Por todo esto, poner esa imagen del jazz, como género musical, en la pantalla de una película de éxito tan masivo como La La Land hace que la anécdota, esa divertida reinterpretación boba y plana de una música tan rica y polifacética, no tenga la más mínima gracia. No solo porque es una imagen esperpéntica y falsa, sino porque, además, la música que suena en la película es mala. Es música fea, escrita y diseñada por alguien que tiene un concepto vago y muy superficial del jazz y de la tradición del cine musical. Ni siquiera parece que a Chazelle o al compositor de la música original, su amigo Justin Hurwitz, les guste el jazz. Les gusta, en todo caso, su propia visión licuada, pija, blanca y tópica del jazz, lo cual es perfectamente legítimo, por supuesto, hasta que decides escribir una película en la que el protagonista es un autoerigido defensor del verdadero, auténtico y genuino jazz. Ahí es cuando uno debería mostrar un poco de respeto por el supuesto objeto del homenaje.

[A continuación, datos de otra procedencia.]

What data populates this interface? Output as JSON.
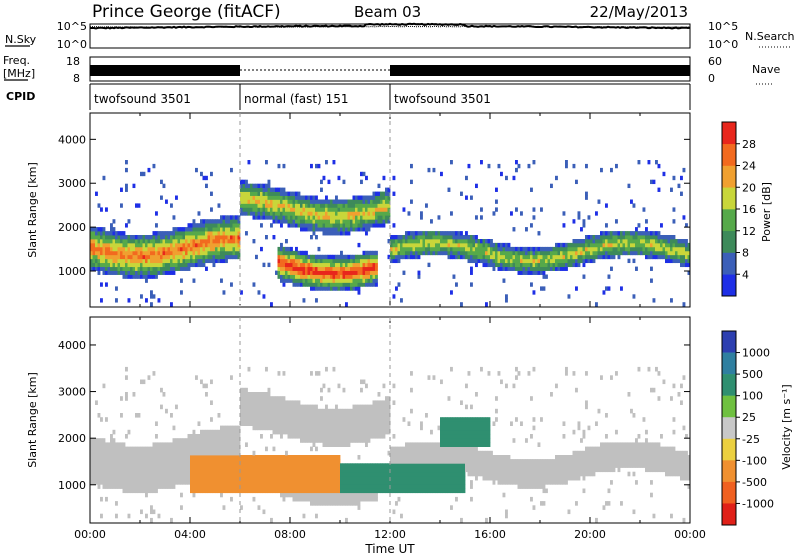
{
  "header": {
    "station": "Prince George (fitACF)",
    "beam": "Beam 03",
    "date": "22/May/2013"
  },
  "panels": {
    "nsky_label": "N.Sky",
    "nsky_ticks": [
      "10^5",
      "10^0"
    ],
    "nsearch_label": "N.Search",
    "nsearch_ticks": [
      "10^5",
      "10^0"
    ],
    "freq_label_1": "Freq.",
    "freq_label_2": "[MHz]",
    "freq_ticks": [
      "18",
      "8"
    ],
    "nave_label": "Nave",
    "nave_ticks": [
      "60",
      "0"
    ],
    "cpid_label": "CPID",
    "cpid_segments": [
      {
        "label": "twofsound 3501",
        "start": 0,
        "end": 6
      },
      {
        "label": "normal (fast) 151",
        "start": 6,
        "end": 12
      },
      {
        "label": "twofsound 3501",
        "start": 12,
        "end": 24
      }
    ]
  },
  "colors": {
    "power": [
      "#1e2fe6",
      "#3b5fb8",
      "#3d8a5a",
      "#56a94a",
      "#c8d63a",
      "#f0a030",
      "#f26a1f",
      "#e8261c"
    ],
    "velocity": [
      "#2d3fb0",
      "#2f7fa0",
      "#2f8f70",
      "#6fc040",
      "#c8c8c8",
      "#ebd040",
      "#f09030",
      "#f06020",
      "#e02018"
    ],
    "ground_scatter": "#c0c0c0"
  },
  "chart_data": [
    {
      "type": "heatmap",
      "title": "",
      "ylabel": "Slant Range [km]",
      "xlabel": "",
      "xlim": [
        0,
        24
      ],
      "ylim": [
        180,
        4600
      ],
      "y_ticks": [
        "1000",
        "2000",
        "3000",
        "4000"
      ],
      "colorbar": {
        "label": "Power [dB]",
        "range": [
          0,
          32
        ],
        "ticks": [
          "4",
          "8",
          "12",
          "16",
          "20",
          "24",
          "28"
        ]
      },
      "bands": [
        {
          "start": 0,
          "end": 6,
          "center": 1500,
          "width": 500,
          "level": 24
        },
        {
          "start": 6,
          "end": 12,
          "center": 2400,
          "width": 400,
          "level": 18
        },
        {
          "start": 12,
          "end": 24,
          "center": 1400,
          "width": 300,
          "level": 16
        },
        {
          "start": 7.5,
          "end": 11.5,
          "center": 1100,
          "width": 400,
          "level": 28
        }
      ]
    },
    {
      "type": "heatmap",
      "title": "",
      "ylabel": "Slant Range [km]",
      "xlabel": "Time UT",
      "xlim": [
        0,
        24
      ],
      "ylim": [
        180,
        4600
      ],
      "x_ticks": [
        "00:00",
        "04:00",
        "08:00",
        "12:00",
        "16:00",
        "20:00",
        "00:00"
      ],
      "y_ticks": [
        "1000",
        "2000",
        "3000",
        "4000"
      ],
      "colorbar": {
        "label": "Velocity [m s⁻¹]",
        "ticks": [
          "1000",
          "500",
          "100",
          "25",
          "-25",
          "-100",
          "-500",
          "-1000"
        ]
      },
      "bands": [
        {
          "start": 4,
          "end": 10,
          "center": 1200,
          "width": 400,
          "velocity": -300
        },
        {
          "start": 10,
          "end": 15,
          "center": 1100,
          "width": 300,
          "velocity": 200
        },
        {
          "start": 14,
          "end": 16,
          "center": 2100,
          "width": 300,
          "velocity": 400
        }
      ]
    }
  ]
}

Nadie le pide a Chazelle que filme una masterclass sobre jazz o que dé una visión puntillosa y académica sobre esta música. Está bien ofrecer un reflejo que pueda estimular la curiosidad del espectador respecto a un género musical, incluso aunque la exposición del mismo haya de ser deformada ligeramente para que encaje en un plato que pueda degustar el gran público. Hay muchas películas que lo han hecho, y muy bien, no sólo con el jazz: ofrecen una versión para todos los públicos de un género musical, normalmente disgustando al aficionado acérrimo, pero también haciendo que mucha gente se interese por él. El cine lleva descubriendo música al público general desde los años 20 del siglo pasado, no es nada nuevo.
Y si quieren saber de qué va el jazz por medio del cine, vean Alrededor de la Medianoche de Bertrand Tavernier, Mo’ Better Blues de Spike Lee, Bird de Clint Eastwood, Kansas City de Robert Altman, Acordes y Desacuerdos de Woody Allen o Los Fabulosos Baker Boys, de Steve Kloves, por ejemplo. El personaje de Jeff Bridges en esta última es una versión genuina y auténtica del pánfilo que interpreta Ryan Gosling en La La Land, sin elitismos ni dogmas rancios y trasnochados.
Porque el jazz en La La Land es como el cartón de zumo de naranja más barato del supermercado: no importa el aspecto que tenga ni lo que diga el envase, todos sabemos que lo que contiene no es fruta exprimida, precisamente.